Rather than taking ‘excess compliance’ as a sign that the rules could be loosened by, for example, seeking to remove some of their most egregious injustices, advice and policy ploughed on. Consummate compliance with the rules morphed from being something that would assist achievement of the overarching aim of impeding the spread of a virus toward being a signifier of a ‘we all’ identity, an identity designed to be universal.

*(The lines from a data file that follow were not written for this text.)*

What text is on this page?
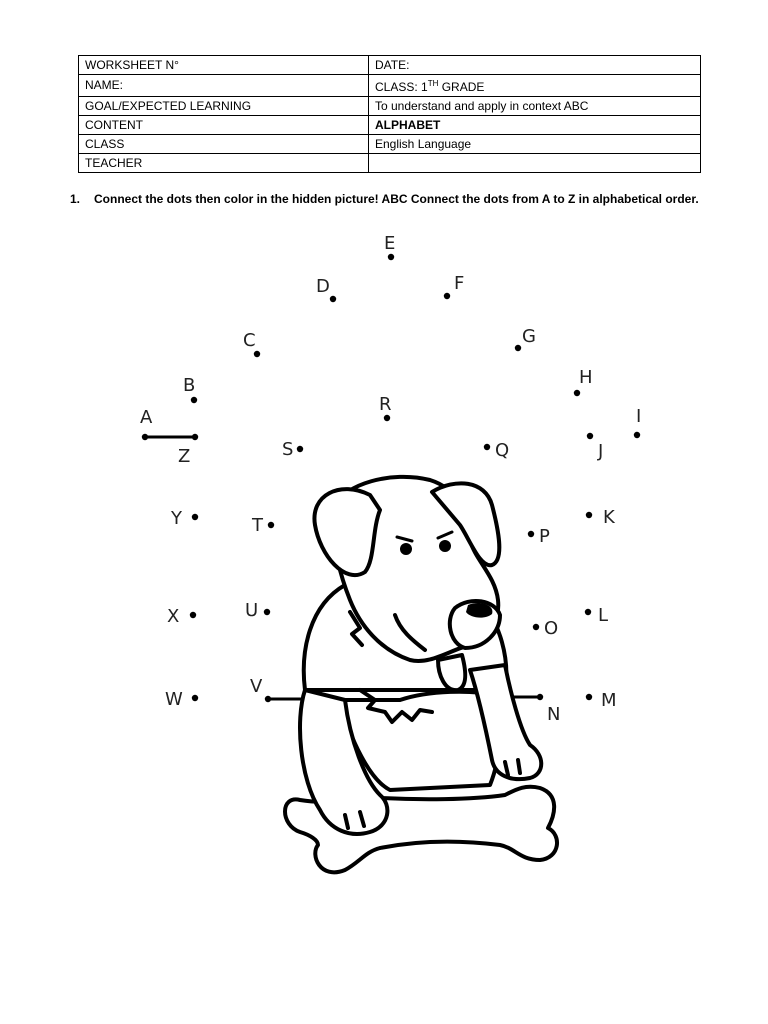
WORKSHEET N°	DATE:
NAME:	CLASS: 1TH GRADE
GOAL/EXPECTED LEARNING	To understand and apply in context ABC
CONTENT	ALPHABET
CLASS	English Language
TEACHER	
1. Connect the dots then color in the hidden picture! ABC Connect the dots from A to Z in alphabetical order.
A
B
C
D
E
F
G
H
I
J
K
L
M
N
O
P
Q
R
S
T
U
V
W
X
Y
Z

As implied by remarks above we have seen the non-robustness problem before in UK public policies, on multiple occasions now. Major examples include: the Electricity Market Reform (EMR) programme; encouragement of fragile supply chains; and hollowing out of frontline healthcare capacity. The stand-out example though was the financial crash of 2008, when an inbuilt tension between (a) policy-induced incentives to engage in activities that could be expected to increase systemic risk (risk of financial contagion) and (b) the regulatory capacity to contain the eventuation of such risks finally snapped. The problem is well encapsulated by the title of a book on those events and the policies that contributed to them: Fragile by Design.

In short, Covid-19 policy has been fragile by design. The ‘scientific’ advice summarised in Professor Reicher’s tweet would have been better ‘trashed’ at the outset.

Author: gypoliticaleconomyblog

Lifetime student of political economy, retired academic and regulator.